During inflammation, numerous types of inflammatory cells are activated. Each inflammatory cell releases cytokines and mediators to modify activities of other inflammatory cells. Orchestration of these cells and molecules leads to progression of inflammation and the five classical signs of inflammation i.e. heat, pain, redness, swelling and loss of function.

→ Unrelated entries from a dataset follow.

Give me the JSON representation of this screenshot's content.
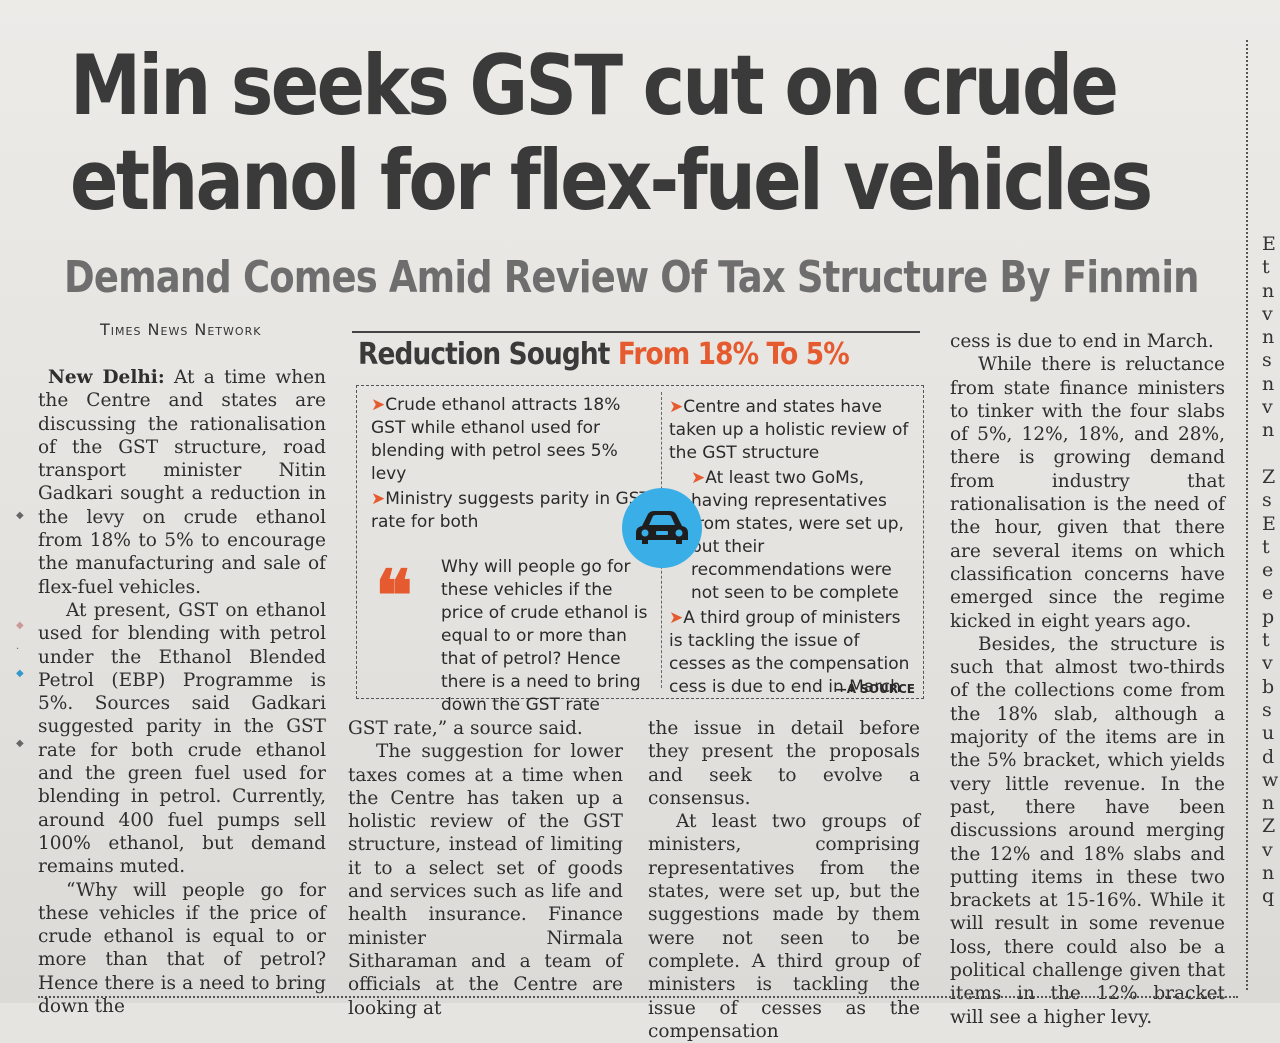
{
  "headline": {
    "line1": "Min seeks GST cut on crude",
    "line2": "ethanol for flex-fuel vehicles"
  },
  "deck": "Demand Comes Amid Review Of Tax Structure By Finmin",
  "byline": "Times News Network",
  "box": {
    "title_dark": "Reduction Sought",
    "title_red": "From 18% To 5%",
    "left_points": [
      "Crude ethanol attracts 18% GST while ethanol used for blending with petrol sees 5% levy",
      "Ministry suggests parity in GST rate for both"
    ],
    "quote": "Why will people go for these vehicles if the price of crude ethanol is equal to or more than that of petrol? Hence there is a need to bring down the GST rate",
    "quote_source": "—A SOURCE",
    "right_points": [
      "Centre and states have taken up a holistic review of the GST structure",
      "At least two GoMs, having representatives from states, were set up, but their recommendations were not seen to be complete",
      "A third group of ministers is tackling the issue of cesses as the compensation cess is due to end in March"
    ],
    "icon": "car-icon",
    "icon_color": "#3aaee6",
    "accent_color": "#e55a2e"
  },
  "col1": {
    "dateline": "New Delhi:",
    "p1": "At a time when the Centre and states are discussing the rationalisation of the GST structure, road transport minister Nitin Gadkari sought a reduction in the levy on crude ethanol from 18% to 5% to encourage the manufacturing and sale of flex-fuel vehicles.",
    "p2": "At present, GST on ethanol used for blending with petrol under the Ethanol Blended Petrol (EBP) Programme is 5%. Sources said Gadkari suggested parity in the GST rate for both crude ethanol and the green fuel used for blending in petrol. Currently, around 400 fuel pumps sell 100% ethanol, but demand remains muted.",
    "p3": "“Why will people go for these vehicles if the price of crude ethanol is equal to or more than that of petrol? Hence there is a need to bring down the"
  },
  "col2": {
    "p1": "GST rate,” a source said.",
    "p2": "The suggestion for lower taxes comes at a time when the Centre has taken up a holistic review of the GST structure, instead of limiting it to a select set of goods and services such as life and health insurance. Finance minister Nirmala Sitharaman and a team of officials at the Centre are looking at"
  },
  "col3": {
    "p1": "the issue in detail before they present the proposals and seek to evolve a consensus.",
    "p2": "At least two groups of ministers, comprising representatives from the states, were set up, but the suggestions made by them were not seen to be complete. A third group of ministers is tackling the issue of cesses as the compensation"
  },
  "col4": {
    "p1": "cess is due to end in March.",
    "p2": "While there is reluctance from state finance ministers to tinker with the four slabs of 5%, 12%, 18%, and 28%, there is growing demand from industry that rationalisation is the need of the hour, given that there are several items on which classification concerns have emerged since the regime kicked in eight years ago.",
    "p3": "Besides, the structure is such that almost two-thirds of the collections come from the 18% slab, although a majority of the items are in the 5% bracket, which yields very little revenue. In the past, there have been discussions around merging the 12% and 18% slabs and putting items in these two brackets at 15-16%. While it will result in some revenue loss, there could also be a political challenge given that items in the 12% bracket will see a higher levy."
  },
  "edge_letters": [
    "",
    "",
    "",
    "",
    "",
    "",
    "",
    "",
    "",
    "",
    "E",
    "t",
    "n",
    "v",
    "n",
    "s",
    "n",
    "v",
    "n",
    "",
    "Z",
    "s",
    "E",
    "t",
    "e",
    "e",
    "p",
    "t",
    "v",
    "b",
    "s",
    "u",
    "d",
    "w",
    "n",
    "Z",
    "v",
    "n",
    "q"
  ]
}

The inflammatory response proceeds as follows:

  1. The activation of resident cells at the site of infection or injury (mast cells, resident macrophages and dendrite cells) and rapid entry of granulocytes (neutrophils, basophils and eosinophils) in response to injury in the innate immune response
  2. The innate immune system responds rapidly to infection or injury with macrophages, NK cells, CD8+ T cells and neutrophils providing an early response
  3. Infiltration of effectors immune cells (lymphocytes) to enable specific immune responses in the adaptive immune response follows
  4. The adaptive immune response is mediated primarily by CD4+ T cells which are primed by dendritic cells. Dendritic cells and macrophages are antigen-presenting cells, which stimulate naïve T cell proliferation. Originating in bone marrow, dendritic cells reach tissues through blood circulation. Once the dendritic cell identifies, ingests and processes an antigen, it migrates to the lymph nodes and presents the antigen to resident T cells, inducing the immune response
  5. Recruitment and activation of mesenchymal cells such as endothelial cells and fibroblasts to form new blood vessels and a collagenous matrix
  6. Tissue remodelling

Inflammation is characterized by the release of chemical mediators leading to vascular changes, primarily vasodilatation and cellular changes.

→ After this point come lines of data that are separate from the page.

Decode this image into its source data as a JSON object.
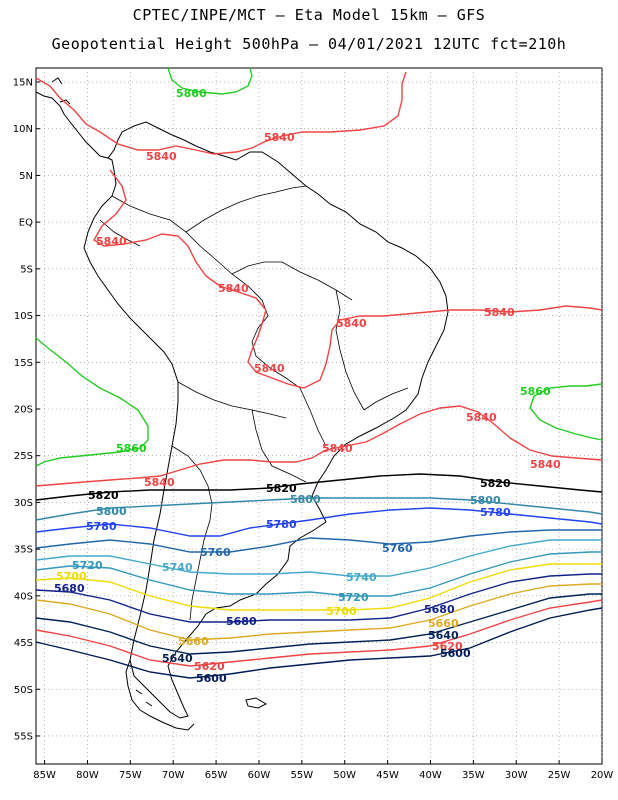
{
  "header": {
    "title_line1": "CPTEC/INPE/MCT –  Eta Model 15km – GFS",
    "title_line2": "Geopotential Height 500hPa – 04/01/2021 12UTC fct=210h"
  },
  "axes": {
    "lat_labels": [
      "15N",
      "10N",
      "5N",
      "EQ",
      "5S",
      "10S",
      "15S",
      "20S",
      "25S",
      "30S",
      "35S",
      "40S",
      "45S",
      "50S",
      "55S"
    ],
    "lat_values": [
      15,
      10,
      5,
      0,
      -5,
      -10,
      -15,
      -20,
      -25,
      -30,
      -35,
      -40,
      -45,
      -50,
      -55
    ],
    "lon_labels": [
      "85W",
      "80W",
      "75W",
      "70W",
      "65W",
      "60W",
      "55W",
      "50W",
      "45W",
      "40W",
      "35W",
      "30W",
      "25W",
      "20W"
    ],
    "lon_values": [
      -85,
      -80,
      -75,
      -70,
      -65,
      -60,
      -55,
      -50,
      -45,
      -40,
      -35,
      -30,
      -25,
      -20
    ],
    "lat_range": [
      -58,
      16.5
    ],
    "lon_range": [
      -86,
      -20
    ]
  },
  "colors": {
    "c5860": "#22cc22",
    "c5840": "#ee4444",
    "c5820": "#000000",
    "c5800": "#3388aa",
    "c5780": "#2244ee",
    "c5760": "#2266aa",
    "c5740": "#44aacc",
    "c5720": "#3399bb",
    "c5700": "#eedd00",
    "c5680": "#112288",
    "c5660": "#ddaa22",
    "c5640": "#002255",
    "c5620": "#ee4444",
    "c5600": "#001a55"
  },
  "contours": [
    {
      "level": "5860",
      "labels": [
        "5860",
        "5860",
        "5860"
      ]
    },
    {
      "level": "5840",
      "labels": [
        "5840",
        "5840",
        "5840",
        "5840",
        "5840",
        "5840",
        "5840",
        "5840",
        "5840",
        "5840",
        "5840"
      ]
    },
    {
      "level": "5820",
      "labels": [
        "5820",
        "5820",
        "5820"
      ]
    },
    {
      "level": "5800",
      "labels": [
        "5800",
        "5800",
        "5800"
      ]
    },
    {
      "level": "5780",
      "labels": [
        "5780",
        "5780",
        "5780"
      ]
    },
    {
      "level": "5760",
      "labels": [
        "5760",
        "5760"
      ]
    },
    {
      "level": "5740",
      "labels": [
        "5740",
        "5740"
      ]
    },
    {
      "level": "5720",
      "labels": [
        "5720",
        "5720"
      ]
    },
    {
      "level": "5700",
      "labels": [
        "5700",
        "5700"
      ]
    },
    {
      "level": "5680",
      "labels": [
        "5680",
        "5680",
        "5680"
      ]
    },
    {
      "level": "5660",
      "labels": [
        "5660",
        "5660"
      ]
    },
    {
      "level": "5640",
      "labels": [
        "5640",
        "5640"
      ]
    },
    {
      "level": "5620",
      "labels": [
        "5620",
        "5620"
      ]
    },
    {
      "level": "5600",
      "labels": [
        "5600",
        "5600"
      ]
    }
  ]
}
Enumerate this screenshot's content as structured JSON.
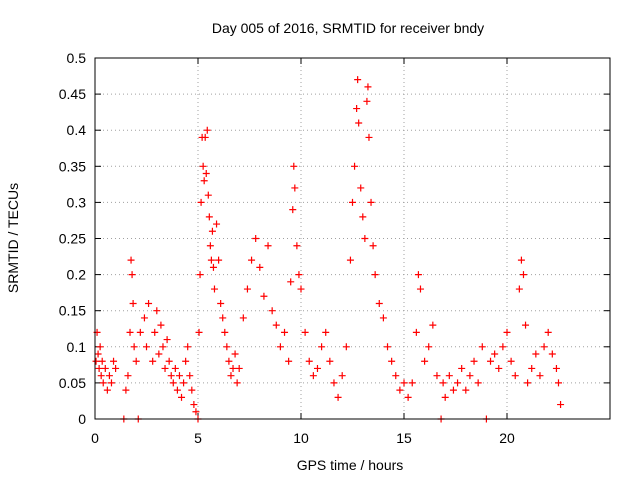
{
  "chart_data": {
    "type": "scatter",
    "title": "Day 005 of 2016, SRMTID for receiver bndy",
    "xlabel": "GPS time / hours",
    "ylabel": "SRMTID / TECUs",
    "xlim": [
      0,
      25
    ],
    "ylim": [
      0,
      0.5
    ],
    "x_ticks": [
      0,
      5,
      10,
      15,
      20
    ],
    "x_tick_labels": [
      "0",
      "5",
      "10",
      "15",
      "20"
    ],
    "y_ticks": [
      0,
      0.05,
      0.1,
      0.15,
      0.2,
      0.25,
      0.3,
      0.35,
      0.4,
      0.45,
      0.5
    ],
    "y_tick_labels": [
      "0",
      "0.05",
      "0.1",
      "0.15",
      "0.2",
      "0.25",
      "0.3",
      "0.35",
      "0.4",
      "0.45",
      "0.5"
    ],
    "grid": true,
    "marker": "+",
    "marker_color": "#ff0000",
    "series": [
      {
        "name": "SRMTID",
        "points": [
          [
            0.05,
            0.08
          ],
          [
            0.1,
            0.12
          ],
          [
            0.15,
            0.09
          ],
          [
            0.2,
            0.07
          ],
          [
            0.25,
            0.1
          ],
          [
            0.3,
            0.06
          ],
          [
            0.35,
            0.08
          ],
          [
            0.4,
            0.05
          ],
          [
            0.5,
            0.07
          ],
          [
            0.6,
            0.04
          ],
          [
            0.7,
            0.06
          ],
          [
            0.8,
            0.05
          ],
          [
            0.9,
            0.08
          ],
          [
            1.0,
            0.07
          ],
          [
            1.4,
            0.0
          ],
          [
            1.5,
            0.04
          ],
          [
            1.6,
            0.06
          ],
          [
            1.7,
            0.12
          ],
          [
            1.75,
            0.22
          ],
          [
            1.8,
            0.2
          ],
          [
            1.85,
            0.16
          ],
          [
            1.9,
            0.1
          ],
          [
            2.0,
            0.08
          ],
          [
            2.1,
            0.0
          ],
          [
            2.2,
            0.12
          ],
          [
            2.4,
            0.14
          ],
          [
            2.5,
            0.1
          ],
          [
            2.6,
            0.16
          ],
          [
            2.8,
            0.08
          ],
          [
            2.9,
            0.12
          ],
          [
            3.0,
            0.15
          ],
          [
            3.1,
            0.09
          ],
          [
            3.2,
            0.13
          ],
          [
            3.3,
            0.1
          ],
          [
            3.4,
            0.07
          ],
          [
            3.5,
            0.11
          ],
          [
            3.6,
            0.08
          ],
          [
            3.7,
            0.06
          ],
          [
            3.8,
            0.05
          ],
          [
            3.9,
            0.07
          ],
          [
            4.0,
            0.04
          ],
          [
            4.1,
            0.06
          ],
          [
            4.2,
            0.03
          ],
          [
            4.3,
            0.05
          ],
          [
            4.4,
            0.08
          ],
          [
            4.5,
            0.1
          ],
          [
            4.6,
            0.06
          ],
          [
            4.7,
            0.04
          ],
          [
            4.8,
            0.02
          ],
          [
            4.9,
            0.01
          ],
          [
            5.0,
            0.0
          ],
          [
            5.05,
            0.12
          ],
          [
            5.1,
            0.2
          ],
          [
            5.15,
            0.3
          ],
          [
            5.2,
            0.39
          ],
          [
            5.25,
            0.35
          ],
          [
            5.3,
            0.33
          ],
          [
            5.35,
            0.39
          ],
          [
            5.4,
            0.34
          ],
          [
            5.45,
            0.4
          ],
          [
            5.5,
            0.31
          ],
          [
            5.55,
            0.28
          ],
          [
            5.6,
            0.24
          ],
          [
            5.65,
            0.22
          ],
          [
            5.7,
            0.26
          ],
          [
            5.75,
            0.21
          ],
          [
            5.8,
            0.18
          ],
          [
            5.9,
            0.27
          ],
          [
            6.0,
            0.22
          ],
          [
            6.1,
            0.16
          ],
          [
            6.2,
            0.14
          ],
          [
            6.3,
            0.12
          ],
          [
            6.4,
            0.1
          ],
          [
            6.5,
            0.08
          ],
          [
            6.6,
            0.06
          ],
          [
            6.7,
            0.07
          ],
          [
            6.8,
            0.09
          ],
          [
            6.9,
            0.05
          ],
          [
            7.0,
            0.07
          ],
          [
            7.2,
            0.14
          ],
          [
            7.4,
            0.18
          ],
          [
            7.6,
            0.22
          ],
          [
            7.8,
            0.25
          ],
          [
            8.0,
            0.21
          ],
          [
            8.2,
            0.17
          ],
          [
            8.4,
            0.24
          ],
          [
            8.6,
            0.15
          ],
          [
            8.8,
            0.13
          ],
          [
            9.0,
            0.1
          ],
          [
            9.2,
            0.12
          ],
          [
            9.4,
            0.08
          ],
          [
            9.5,
            0.19
          ],
          [
            9.6,
            0.29
          ],
          [
            9.65,
            0.35
          ],
          [
            9.7,
            0.32
          ],
          [
            9.8,
            0.24
          ],
          [
            9.9,
            0.2
          ],
          [
            10.0,
            0.18
          ],
          [
            10.2,
            0.12
          ],
          [
            10.4,
            0.08
          ],
          [
            10.6,
            0.06
          ],
          [
            10.8,
            0.07
          ],
          [
            11.0,
            0.1
          ],
          [
            11.2,
            0.12
          ],
          [
            11.4,
            0.08
          ],
          [
            11.6,
            0.05
          ],
          [
            11.8,
            0.03
          ],
          [
            12.0,
            0.06
          ],
          [
            12.2,
            0.1
          ],
          [
            12.4,
            0.22
          ],
          [
            12.5,
            0.3
          ],
          [
            12.6,
            0.35
          ],
          [
            12.7,
            0.43
          ],
          [
            12.75,
            0.47
          ],
          [
            12.8,
            0.41
          ],
          [
            12.9,
            0.32
          ],
          [
            13.0,
            0.28
          ],
          [
            13.1,
            0.25
          ],
          [
            13.2,
            0.44
          ],
          [
            13.25,
            0.46
          ],
          [
            13.3,
            0.39
          ],
          [
            13.4,
            0.3
          ],
          [
            13.5,
            0.24
          ],
          [
            13.6,
            0.2
          ],
          [
            13.8,
            0.16
          ],
          [
            14.0,
            0.14
          ],
          [
            14.2,
            0.1
          ],
          [
            14.4,
            0.08
          ],
          [
            14.6,
            0.06
          ],
          [
            14.8,
            0.04
          ],
          [
            15.0,
            0.05
          ],
          [
            15.2,
            0.03
          ],
          [
            15.4,
            0.05
          ],
          [
            15.6,
            0.12
          ],
          [
            15.7,
            0.2
          ],
          [
            15.8,
            0.18
          ],
          [
            16.0,
            0.08
          ],
          [
            16.2,
            0.1
          ],
          [
            16.4,
            0.13
          ],
          [
            16.6,
            0.06
          ],
          [
            16.8,
            0.0
          ],
          [
            16.9,
            0.05
          ],
          [
            17.0,
            0.03
          ],
          [
            17.2,
            0.06
          ],
          [
            17.4,
            0.04
          ],
          [
            17.6,
            0.05
          ],
          [
            17.8,
            0.07
          ],
          [
            18.0,
            0.04
          ],
          [
            18.2,
            0.06
          ],
          [
            18.4,
            0.08
          ],
          [
            18.6,
            0.05
          ],
          [
            18.8,
            0.1
          ],
          [
            19.0,
            0.0
          ],
          [
            19.2,
            0.08
          ],
          [
            19.4,
            0.09
          ],
          [
            19.6,
            0.07
          ],
          [
            19.8,
            0.1
          ],
          [
            20.0,
            0.12
          ],
          [
            20.2,
            0.08
          ],
          [
            20.4,
            0.06
          ],
          [
            20.6,
            0.18
          ],
          [
            20.7,
            0.22
          ],
          [
            20.8,
            0.2
          ],
          [
            20.9,
            0.13
          ],
          [
            21.0,
            0.05
          ],
          [
            21.2,
            0.07
          ],
          [
            21.4,
            0.09
          ],
          [
            21.6,
            0.06
          ],
          [
            21.8,
            0.1
          ],
          [
            22.0,
            0.12
          ],
          [
            22.2,
            0.09
          ],
          [
            22.4,
            0.07
          ],
          [
            22.5,
            0.05
          ],
          [
            22.6,
            0.02
          ]
        ]
      }
    ]
  }
}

Amongst the chemical mediators released are histamine, prostaglandin and complement factors. Histamine triggers vasodilation and increases vascular permeability allowing cells to enter tissue at the site of injury. Prostaglandins increase the effects of other substances that promote vascular permeability or affect the aggregation of platelets, which is a part of the clotting process. Activated complement proteins serve as chemotactic factors for neutrophils, increase vascular permeability and stimulate the release of histamine from mast cells.

The initial vascular change is vasoconstriction. This is transient and is followed by vasodilation, under the influence of regulatory molecules on endothelial cells of blood vessels. When blood vessels dilate the walls of the blood vessels become more permeable and allow protein-rich fluid along with water and salts into the tissues of damaged area which is what causes the swelling.

Cellular changes then follow. In less than an hour after injury or infection, a large number of neutrophils reach the site of injury, under the direction of a concentration gradient of chemical mediators. Within 24 to 28 hours of the initiation of the inflammatory process, monocytes which have matured into cell-eating macrophages, reach the site of infection. However, if the inflammation is caused by parasitic worms, eosinophils predominate in the inflammatory response rather than neutrophils.

While the acute inflammation is fundamentally beneficial, severe inflammation can lead to systemic inflammatory response syndrome, which is characterized by hyperinflammation and can cause organ injury, shock and death in its most severe forms.